Supporting our Open Infrastructure

Our work is not only focused on particular sectors or policy interventions. We need to actively steward our legal tools and any necessary innovations that help us achieve our mission, to empower individuals and communities by equipping them with technical, legal, and policy solutions to enable sharing of knowledge and culture in the public interest.

Underpinning all of our work as an organization, and much of the work of our community, is the legal infrastructure that powers open sharing, and it needs, for lack of a better metaphor, care and feeding:

With this in mind, we launched our Open Infrastructure Circle, and are grateful to those individuals and institutions who signed on early to show a commitment to the underlying legal infrastructure that powers open sharing on the web. This will be a central focus in 2024 to help guarantee more predictable support for the legal infrastructure that is CC’s reason for being.
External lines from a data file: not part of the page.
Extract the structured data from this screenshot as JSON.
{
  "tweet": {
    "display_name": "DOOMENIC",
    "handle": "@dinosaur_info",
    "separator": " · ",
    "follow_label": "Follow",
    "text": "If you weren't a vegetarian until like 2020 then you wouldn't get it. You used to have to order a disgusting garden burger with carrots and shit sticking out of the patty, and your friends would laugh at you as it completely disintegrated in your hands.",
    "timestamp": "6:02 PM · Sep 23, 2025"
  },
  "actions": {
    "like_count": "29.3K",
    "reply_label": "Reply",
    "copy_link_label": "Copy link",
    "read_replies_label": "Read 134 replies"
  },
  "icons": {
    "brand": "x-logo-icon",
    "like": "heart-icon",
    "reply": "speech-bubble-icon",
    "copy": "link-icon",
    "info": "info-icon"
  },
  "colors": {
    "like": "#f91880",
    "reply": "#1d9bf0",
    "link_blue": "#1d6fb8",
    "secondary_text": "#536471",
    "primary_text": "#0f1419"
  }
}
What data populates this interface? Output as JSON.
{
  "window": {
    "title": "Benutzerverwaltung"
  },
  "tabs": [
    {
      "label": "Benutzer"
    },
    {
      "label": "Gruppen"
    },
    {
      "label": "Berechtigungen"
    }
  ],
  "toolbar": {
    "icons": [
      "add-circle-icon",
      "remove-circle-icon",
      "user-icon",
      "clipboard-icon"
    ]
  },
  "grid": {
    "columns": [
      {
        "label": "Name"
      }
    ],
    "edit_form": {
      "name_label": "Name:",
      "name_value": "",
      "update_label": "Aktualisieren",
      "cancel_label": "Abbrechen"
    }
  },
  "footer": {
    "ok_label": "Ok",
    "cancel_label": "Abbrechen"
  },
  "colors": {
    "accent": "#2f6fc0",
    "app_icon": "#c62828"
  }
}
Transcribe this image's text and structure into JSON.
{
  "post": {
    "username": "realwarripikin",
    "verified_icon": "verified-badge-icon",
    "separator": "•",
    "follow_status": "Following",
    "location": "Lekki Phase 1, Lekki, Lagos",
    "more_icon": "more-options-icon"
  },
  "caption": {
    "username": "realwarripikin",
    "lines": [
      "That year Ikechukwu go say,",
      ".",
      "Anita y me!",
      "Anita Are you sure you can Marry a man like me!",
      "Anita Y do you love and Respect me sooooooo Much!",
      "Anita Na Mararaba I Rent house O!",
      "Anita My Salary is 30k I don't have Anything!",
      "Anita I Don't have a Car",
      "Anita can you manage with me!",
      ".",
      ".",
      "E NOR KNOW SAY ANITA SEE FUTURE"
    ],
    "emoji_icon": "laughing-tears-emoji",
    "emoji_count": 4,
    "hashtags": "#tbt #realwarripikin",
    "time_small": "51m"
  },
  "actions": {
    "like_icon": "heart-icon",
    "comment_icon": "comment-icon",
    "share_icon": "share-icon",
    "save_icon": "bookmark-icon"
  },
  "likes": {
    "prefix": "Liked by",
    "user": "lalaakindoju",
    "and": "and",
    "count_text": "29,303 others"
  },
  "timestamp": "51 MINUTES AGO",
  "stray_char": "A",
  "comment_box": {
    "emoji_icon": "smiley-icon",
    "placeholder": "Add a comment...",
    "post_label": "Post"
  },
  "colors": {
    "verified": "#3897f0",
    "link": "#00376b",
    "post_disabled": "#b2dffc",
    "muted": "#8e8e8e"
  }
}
And finally, thank you again to our community, our Global Network members, and all of our supporters, for helping to sustain the organization for future decades and supporting a thriving digital commons. We could not do all of this without you. My (virtual) door is always open to CC friends and new ideas. I firmly believe we can continue to reduce barriers to sharing and cultivate a commons while empowering creators to make the right choices for them.